Background and Aims: The natural course and severity of rating scale of mitochondrial myopathy, encephalopathy, lactic acidosis and stroke (MELAS) has not been clarified. The specific aim of the present study is to estimate the incidence, natural course and severity of the disease based on a Japanese cohort study.
Methods: Demography of MELAS is collected by questionnaire. The questionnaire was constructed based on Japanese mitochondrial disease rating scale. We analysed the age, symptoms of onset, survival rate and clinical progression of MELAS.
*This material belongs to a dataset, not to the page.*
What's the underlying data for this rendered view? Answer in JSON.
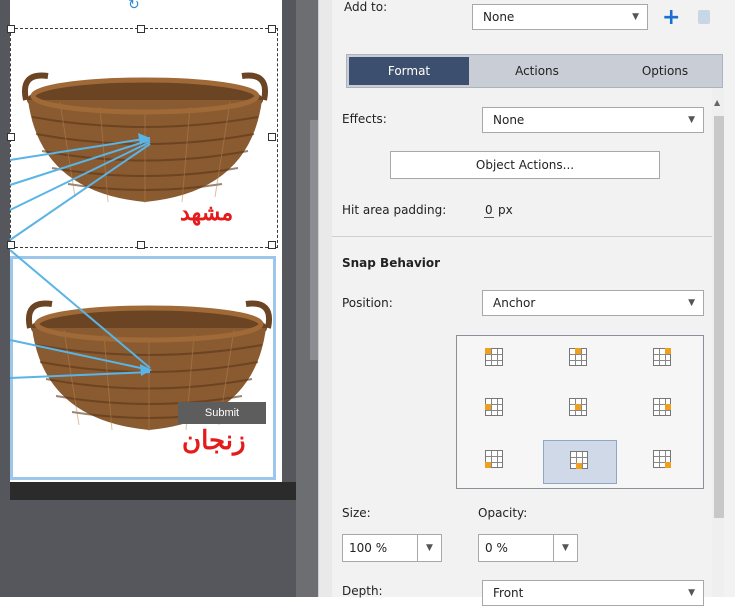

Results: We found 233 MELAS patients in Japan. There is a bimodal distribution in the onset of the disease. First symptoms were noted at the mean age of 9 years in juvenile and 32.2 years in the adult type. Death was described at a mean age of 15 years in juvenile and 40 years in the adult type. Convulsion, stroke-like episodes, headache and muscle weakness were the most frequent first symptoms in both forms. Using the Japanese mitochondrial disorders rating scale, juvenile type showed a rapid increase of their exacerbation within 5–9 years after the onset of disease. Using Kaplan–Meier survival analysis, juvenile type has 3.2 times more chance of death than those with the adult type. Seventy eight per cent of MELAS has an A3243G mutation and all showed abnormality in muscle biopsy. l-Arginine therapy may improve the progression of the disease in the entire course.
Conclusions: MELAS, the most commen mitochondrial disorder, shows vascular dementia in the progressive stage and turns out to be a rapidly progressive degenerating disorder in Japan. l-Arginine therapy is a good candidate for a clinical trial on MELAS.